"Empty" array\vector members c++

1.9k views Asked by At

I have to fill an array of 1000 objects by reading data from disk. However, not every objects exits.

Once I declare an array, memory will be reserved for 1000 objects. As I read them one by one, I set the memory to corresponding values. However, there might not be an object for member #276 and it's memory will remain set to whatever was there when the array was declared.

How do I keep the information that certain member of the array is invalid/doesn't exist?

I could somehow set all the bytes of the member to zero, but that might be a valid object.

The obvious solution is adding another array of bytes that will be set to 1 or 0 depending whether the object at that index exists, but it doesn't seem very elegant.

Could this be done with a vector instead? Can it somehow store an empty value?

3

There are 3 answers

3
gsamaras On BEST ANSWER

Could this be done with a vector instead?

No.

Except of course if you use some extra space to store that information (exists or not), or a sentinel value for the non-existed objects. An std::vector has the powerful ability to resize itself according to the number of elements it stores; so if it could satisfy your request, it would lose that ability.

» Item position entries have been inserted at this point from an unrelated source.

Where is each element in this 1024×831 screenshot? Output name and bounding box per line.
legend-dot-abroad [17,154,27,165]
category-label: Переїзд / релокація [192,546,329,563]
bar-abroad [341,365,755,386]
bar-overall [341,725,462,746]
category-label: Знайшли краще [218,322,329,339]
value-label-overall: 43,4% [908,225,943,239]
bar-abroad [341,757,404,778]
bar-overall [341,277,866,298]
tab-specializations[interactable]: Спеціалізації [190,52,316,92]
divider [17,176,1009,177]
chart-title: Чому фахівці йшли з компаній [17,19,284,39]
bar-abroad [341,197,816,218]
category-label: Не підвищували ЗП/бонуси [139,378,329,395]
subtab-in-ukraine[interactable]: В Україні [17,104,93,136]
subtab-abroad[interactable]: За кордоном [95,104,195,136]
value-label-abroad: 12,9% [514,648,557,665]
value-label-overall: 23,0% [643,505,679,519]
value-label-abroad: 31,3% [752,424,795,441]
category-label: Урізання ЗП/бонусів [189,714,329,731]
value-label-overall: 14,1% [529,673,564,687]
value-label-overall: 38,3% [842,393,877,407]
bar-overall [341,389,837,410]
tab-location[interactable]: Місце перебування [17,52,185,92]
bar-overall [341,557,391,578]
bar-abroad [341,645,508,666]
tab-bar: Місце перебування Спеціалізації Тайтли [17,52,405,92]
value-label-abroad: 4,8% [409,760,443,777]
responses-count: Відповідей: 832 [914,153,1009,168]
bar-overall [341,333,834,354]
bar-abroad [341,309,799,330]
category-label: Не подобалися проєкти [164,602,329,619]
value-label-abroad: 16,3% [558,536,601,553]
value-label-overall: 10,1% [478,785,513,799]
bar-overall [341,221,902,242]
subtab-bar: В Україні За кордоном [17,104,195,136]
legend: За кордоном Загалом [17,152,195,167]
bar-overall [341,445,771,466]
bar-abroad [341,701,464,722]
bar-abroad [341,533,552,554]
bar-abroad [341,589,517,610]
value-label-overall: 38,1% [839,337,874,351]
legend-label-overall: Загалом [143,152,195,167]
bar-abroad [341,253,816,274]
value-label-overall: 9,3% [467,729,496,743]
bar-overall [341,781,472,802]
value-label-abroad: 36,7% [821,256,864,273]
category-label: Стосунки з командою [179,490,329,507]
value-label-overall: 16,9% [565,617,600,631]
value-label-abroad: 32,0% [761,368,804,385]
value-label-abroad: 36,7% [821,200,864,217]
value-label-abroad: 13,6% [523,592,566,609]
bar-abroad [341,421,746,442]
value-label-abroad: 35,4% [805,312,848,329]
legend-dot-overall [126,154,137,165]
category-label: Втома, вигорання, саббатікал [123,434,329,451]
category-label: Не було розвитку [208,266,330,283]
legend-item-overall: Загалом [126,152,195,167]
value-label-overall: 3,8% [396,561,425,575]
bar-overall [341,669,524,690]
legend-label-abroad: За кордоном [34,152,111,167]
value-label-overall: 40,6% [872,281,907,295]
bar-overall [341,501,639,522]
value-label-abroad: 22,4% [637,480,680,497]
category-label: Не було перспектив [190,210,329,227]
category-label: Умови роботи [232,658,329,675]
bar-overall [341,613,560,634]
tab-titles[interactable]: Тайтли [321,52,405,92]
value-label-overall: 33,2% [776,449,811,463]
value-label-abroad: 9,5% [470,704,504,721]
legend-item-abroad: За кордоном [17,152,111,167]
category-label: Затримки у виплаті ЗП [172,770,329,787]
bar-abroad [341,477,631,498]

I would use an std::unordered_map, where every key would be the object's index (e.g. #276) and the value would be the actual object. If an object doesn't exist, don't insert that key in the map.

Or an std::map, if you need to iterate over your data efficiently. Choosing between std::map and std::unordered_map.


Either think really hard to find a sentinel value that will mark a cell of your array as empty. For example, if you already have the data somewhere in memory (which I think is not your case though), then you could use an array of pointers, instead of an array that stores whole objects. Then it would be obvious that a NULL pointer would be used for cells that are empty


Another option would be to use an array of pairs, like this: std::pair<myClass, bool>, where the second operand indicates whether the corresponding cell is empty or not.

Moreover, you could use a std::vector<bool> instead, which is very memory efficient (if you decide to follow an approach of an extra data structure), as mentioned in Why does std::vector<bool> has no .data()?. It will however lack in index performance.

0
templatetypedef On

Logically speaking, you need to keep track both of the values that are present and which ones actually have data stored in them. There's no one best way to do this and the choice you make will depend on what you're doing.

In some cases - and it seems like your implementation isn't one of them - you can reserve some special value like nullptr or -1 as a sentinel and use that to mark empty slots. You've already mentioned that this option doesn't exist here, though, so we'll rule that one out.

Another very reasonable option is to store either a parallel bitvector or some auxiliary data per slot marking whether the slot is being used. If you use a bitvector, the extra memory required here is very small compared to what you'll be using for the elements themselves.

The disadvantage to the two above approaches is that if you have a truly huge array - say, millions of elements - you'll be using a ton of memory for unused slots, both for the slots themselves and for any extra bookkeeping. Another option would be to use a sparse data structure like a std::map or std::unordered_map that keys from indices to elements, then to only load elements into the sparse structure that are actually used. The performance cost of looking up an individual element is a bit slower this way, but the memory gains can be significant.

0
Chris Uzdavinis On

First, be sure you really are worrying about enough memory to bother with optimizing away. 1000 objects isn't that many, unless they are huge and you expect them to be sparse. Does their index matter? That is, if you load 2 objects can they be put into element 0,1 of the array, or is their location in the array important, and each object has a specific array index it must use? If that's the case, you may end up with large holes in the array and would need an indicator of which elements are used or not (so I'd not recommend this.) Instead, you might consider an array of pointers that are initialized to null, and then the elements that are used are allocated and the corresponding pointers are set to them at the proper index. If you can compact the array, you might as well use a vector.

Another option is to not put the items in an array, but something like a tree-map, which only holds the elements you insert, but can still be found using a key similar to an array index.

(Note: std::unordered_map is faster than std::map, but hash tables over-allocate memory (frequently if 70% of their allocated space is used they are considered highly loaded) and the entire purpose of the question is reducing memory usage.)